Ron Bousso
President Donald Trump’s global trade war has created tumult in the oil market that Saudi Arabia did not seek, but can turn to its advantage even if its window for navigating a price war is narrow.
Tensions in the world’s largest commodity market have been simmering for a while. Rising global production, slowing consumption growth and deepening uncertainty over the long-term demand outlook have largely kept oil prices in a steady range of $70 to $90 a barrel in recent years. At the same time, OPEC+, the Organization of the Petroleum Exporting Countries and other major producers including Russia, has struggled to maintain internal discipline.
Saudi Arabia, OPEC’s de-facto leader and the world’s biggest oil exporter, has grown impatient with non-compliant members.
The top three offenders are Kazakhstan, Iraq and the United Arab Emirates, which have repeatedly failed to stick to production quotas under a series of agreements since 2022 to reduce output by 5.85 million barrels per day.
Each exceeded its February quotas by at least 300,000 barrels per day, accounting for most of the larger group’s overproduction of 1.2 million bpd that month, according to the International Energy Agency.

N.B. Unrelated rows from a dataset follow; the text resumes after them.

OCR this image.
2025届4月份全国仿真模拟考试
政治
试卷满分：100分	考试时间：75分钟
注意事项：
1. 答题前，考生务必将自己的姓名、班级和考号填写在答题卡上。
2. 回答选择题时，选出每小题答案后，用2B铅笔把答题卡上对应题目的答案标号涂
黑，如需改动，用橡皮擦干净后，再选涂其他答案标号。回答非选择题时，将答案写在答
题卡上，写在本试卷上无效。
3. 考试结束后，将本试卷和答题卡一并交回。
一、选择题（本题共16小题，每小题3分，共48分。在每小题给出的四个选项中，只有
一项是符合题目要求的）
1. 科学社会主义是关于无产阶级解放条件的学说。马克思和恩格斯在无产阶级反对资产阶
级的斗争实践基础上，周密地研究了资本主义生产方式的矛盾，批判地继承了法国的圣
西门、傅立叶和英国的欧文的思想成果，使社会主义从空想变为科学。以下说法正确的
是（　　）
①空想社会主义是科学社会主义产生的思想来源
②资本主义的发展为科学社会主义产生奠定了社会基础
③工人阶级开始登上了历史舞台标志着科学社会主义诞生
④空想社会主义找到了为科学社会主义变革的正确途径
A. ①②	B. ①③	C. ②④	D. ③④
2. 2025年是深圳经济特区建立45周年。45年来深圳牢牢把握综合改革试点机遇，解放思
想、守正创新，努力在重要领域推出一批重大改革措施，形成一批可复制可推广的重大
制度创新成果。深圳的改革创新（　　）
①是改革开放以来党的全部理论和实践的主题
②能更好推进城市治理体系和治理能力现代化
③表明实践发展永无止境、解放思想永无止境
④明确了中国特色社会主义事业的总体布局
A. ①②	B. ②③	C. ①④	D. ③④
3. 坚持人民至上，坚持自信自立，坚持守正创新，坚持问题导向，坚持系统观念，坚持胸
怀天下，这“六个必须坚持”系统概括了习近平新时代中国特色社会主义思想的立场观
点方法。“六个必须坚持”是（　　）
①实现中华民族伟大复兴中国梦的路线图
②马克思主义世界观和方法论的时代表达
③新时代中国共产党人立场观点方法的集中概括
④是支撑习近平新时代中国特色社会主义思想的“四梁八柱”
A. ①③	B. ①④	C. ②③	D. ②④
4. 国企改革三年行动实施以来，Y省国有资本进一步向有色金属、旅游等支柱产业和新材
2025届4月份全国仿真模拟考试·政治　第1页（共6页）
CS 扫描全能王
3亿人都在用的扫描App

Now Trump’s tariff announcement has sent oil prices nosediving some 16% since April 3 to below $63 a barrel, Saudi Arabia appears to be seizing the opportunity to send a message to producers both inside and outside its alliance.
Warning shots
Riyadh issued its first warning shot the day after Trump’s tariff announcement as financial markets entered freefall. Saudi Arabia and seven other OPEC+ members caught traders off-guard with a decision to accelerate the planned unwinding of the first tranche of 2.2 million bpd of production cuts. The decision will add 411,000 bpd to global supply in May, even though the market is already well supplied. Then on Sunday, the Saudi state oil company Aramco sharply cut its oil selling prices for May for Asian buyers to the lowest in four months.
The price of its flagship Arab Light grade was cut to a premium of $1.20 a barrel above the average of Oman and Dubai rates. That is down $2.30 from the previous month, the biggest cut in more than two years.
These aggressive moves signal that the Kingdom is willing to take a financial hit to reestablish discipline and undercut other sellers to gain market share.
2014 redux?
The current moment might feel similar to 2014.
That year, Saudi Arabia memorably flooded the market with oil to try to overwhelm upstart U.S. shale competitors and reassert its supremacy. Brent crude prices more than halved in the six months to January 2015 to $51 a barrel, leading to a protracted slowdown in new investments.
There are certainly common elements today. U.S. shale producers require an average U.S. oil price of $65 a barrel to drill a new well, a survey conducted by the Federal Reserve Bank of Dallas showed. Western Texas Intermediate (WTI) prices traded below $60 on Wednesday.
So if oil prices persist at their current levels for a sustained period, many U.S. producers will be forced to scale back operations, especially given that drilling costs look set to rise due to Trump’s tariffs on steel and equipment.
So what is different this time around? First, curbing U.S. production will not be the main aim of any price war, but just a welcome side effect, as U.S. crude volumes were already set to plateau by the end of the decade.
Another difference is that the Saudis will likely have much less room and time to navigate.
Riyadh will not want to risk seeing prices crater or let any price war go on too long, as that could lead to a collapse of the already weakened OPEC+ alliance, which has become a central element of the Kingdom’s foreign policy.
Additionally, Saudi’s economy depends on high oil prices. It will require an average oil price of $91 a barrel this year to balance its national budget, according to the IMF.
By contrast, one of the other major OPEC+ powers, the UAE, can break even at $50 a barrel.
This chasm may make Riyadh hesitant about entering a lengthy price war that it is not best placed to withstand.
For now, the turmoil in global markets has given Saudi Arabia an opportunity to impose its will on other OPEC+ producers and challenge drillers outside the group. But Riyadh may find that it has become tougher to win a price war, especially one it did not intend to start.